How to bound $\sum_{\ell^2 + m^2 \leq y } \tau(\ell^2 + m^2)$? Let $\tau$ be the divisor function. I would like to know how I can obtain 
$$
\sum_{\ell^2 + m^2 \leq y  } \tau(\ell^2 + m^2) \ll y \log y. 
$$
Any comments would be appreciated. Thank you!

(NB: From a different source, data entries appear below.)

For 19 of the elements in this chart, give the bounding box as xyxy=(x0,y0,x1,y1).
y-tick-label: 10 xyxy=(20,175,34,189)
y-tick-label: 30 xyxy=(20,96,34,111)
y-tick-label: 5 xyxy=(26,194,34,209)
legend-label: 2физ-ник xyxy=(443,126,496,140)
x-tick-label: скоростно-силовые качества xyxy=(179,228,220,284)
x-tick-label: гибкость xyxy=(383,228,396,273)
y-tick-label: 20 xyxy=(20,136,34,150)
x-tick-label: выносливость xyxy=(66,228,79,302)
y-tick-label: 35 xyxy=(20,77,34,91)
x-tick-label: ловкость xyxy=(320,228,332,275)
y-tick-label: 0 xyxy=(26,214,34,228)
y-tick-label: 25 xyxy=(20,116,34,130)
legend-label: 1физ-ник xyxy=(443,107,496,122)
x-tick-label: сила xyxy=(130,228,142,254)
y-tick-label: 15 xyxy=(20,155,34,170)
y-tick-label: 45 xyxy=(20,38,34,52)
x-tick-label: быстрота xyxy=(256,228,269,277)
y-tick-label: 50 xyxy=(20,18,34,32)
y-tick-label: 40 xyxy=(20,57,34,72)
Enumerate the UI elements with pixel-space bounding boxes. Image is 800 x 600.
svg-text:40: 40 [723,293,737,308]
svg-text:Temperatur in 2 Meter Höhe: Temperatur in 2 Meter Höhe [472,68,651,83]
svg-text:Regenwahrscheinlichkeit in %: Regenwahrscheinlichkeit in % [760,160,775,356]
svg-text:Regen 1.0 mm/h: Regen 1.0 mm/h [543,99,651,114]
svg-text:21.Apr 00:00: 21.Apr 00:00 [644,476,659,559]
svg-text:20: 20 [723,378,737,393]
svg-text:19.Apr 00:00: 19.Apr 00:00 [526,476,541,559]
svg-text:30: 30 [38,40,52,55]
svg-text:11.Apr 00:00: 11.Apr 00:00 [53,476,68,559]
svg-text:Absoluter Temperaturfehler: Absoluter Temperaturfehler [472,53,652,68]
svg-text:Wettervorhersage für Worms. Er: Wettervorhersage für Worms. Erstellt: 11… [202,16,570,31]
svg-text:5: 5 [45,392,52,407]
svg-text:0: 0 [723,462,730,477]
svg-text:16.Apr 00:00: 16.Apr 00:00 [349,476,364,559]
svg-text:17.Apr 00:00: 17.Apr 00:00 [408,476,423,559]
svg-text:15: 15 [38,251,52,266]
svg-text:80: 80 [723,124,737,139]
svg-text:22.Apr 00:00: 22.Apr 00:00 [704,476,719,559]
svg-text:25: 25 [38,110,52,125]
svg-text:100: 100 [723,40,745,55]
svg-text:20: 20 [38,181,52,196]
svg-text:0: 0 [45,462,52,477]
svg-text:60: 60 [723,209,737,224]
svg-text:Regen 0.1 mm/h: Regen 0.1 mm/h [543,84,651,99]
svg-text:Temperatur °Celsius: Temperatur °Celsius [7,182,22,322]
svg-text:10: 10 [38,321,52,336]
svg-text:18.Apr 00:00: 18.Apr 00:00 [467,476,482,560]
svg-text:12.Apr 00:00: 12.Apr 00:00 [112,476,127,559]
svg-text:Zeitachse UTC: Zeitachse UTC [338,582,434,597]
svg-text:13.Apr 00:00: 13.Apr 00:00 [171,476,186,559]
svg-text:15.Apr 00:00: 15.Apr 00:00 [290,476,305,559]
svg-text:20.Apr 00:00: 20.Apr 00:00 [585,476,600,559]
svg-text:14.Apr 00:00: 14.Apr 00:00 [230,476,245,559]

 A: Here is a sketch. By multiplicativity,
$$\sum_{n = 1}^{\infty} \frac{\tau(n) \sum_{d \mid n} \chi_4(d)}{n^s} = \prod_p \sum_{r = 0}^{\infty} \frac{\tau(p^r) \sum_{d \mid p^r} \chi_4(d)}{p^{rs}}.$$
We have that $\tau(p^r) = r + 1$, and if $p \equiv 1 \pmod{4}$, then $\sum_{d \mid p^r} \chi_4(d) = r + 1$, while if $p \equiv 3 \pmod{4}$, then $\sum_{d \mid p^r} \chi_4(d) = 1$ if $r$ is even and $\sum_{d \mid p^r} \chi_4(d) = 0$ if $r$ is odd. Thus this is equal to
$$\prod_{p \equiv 1 \pmod{4}} \sum_{r = 0}^{\infty} (r + 1)^2 p^{-rs} \prod_{p \equiv 3 \pmod{4}} \sum_{\substack{r = 0 \\ r \equiv 0 \pmod{2}}}^{\infty} (r + 1) p^{-rs}.$$
By evaluating these geometric series,
$$\sum_{r = 0}^{\infty} (r + 1)^2 p^{-rs} = \frac{1 - p^{-2s}}{(1 - p^{-s})^4} = \frac{1 - \chi_4(p) p^{-2s}}{(1 - p^{-s})^2 (1 - \chi_4(p) p^{-s})^2},$$
and
$$\sum_{\substack{r = 0 \\ r \equiv 0 \pmod{2}}}^{\infty} (r + 1) p^{-rs} = \frac{1 + p^{-2s}}{(1 - p^{-s})^2 (1 + p^{-s})^2} = \frac{1 - \chi_4(p) p^{-2s}}{(1 - p^{-s})^2 (1 - \chi_4(p) p^{-s})^2}.$$
So
$$\sum_{n = 1}^{\infty} \frac{\tau(n) \sum_{d \mid n} \chi_4(d)}{n^s} = \prod_p \frac{1 - \chi_4(p) p^{-2s}}{(1 - p^{-s})^2 (1 - \chi_4(p) p^{-s})^2} = \frac{\zeta(s)^2 L(s,\chi_4)^2}{L(2s,\chi_4)}.$$
So this has a double pole at $s = 1$ due to the pole of $\zeta(s)$, whereas $L(s,\chi_4)$ is holomorphic for $\Re(s) \geq 1$. Now any Tauberian theorem will do the job, or more generally one could use Perron's formula.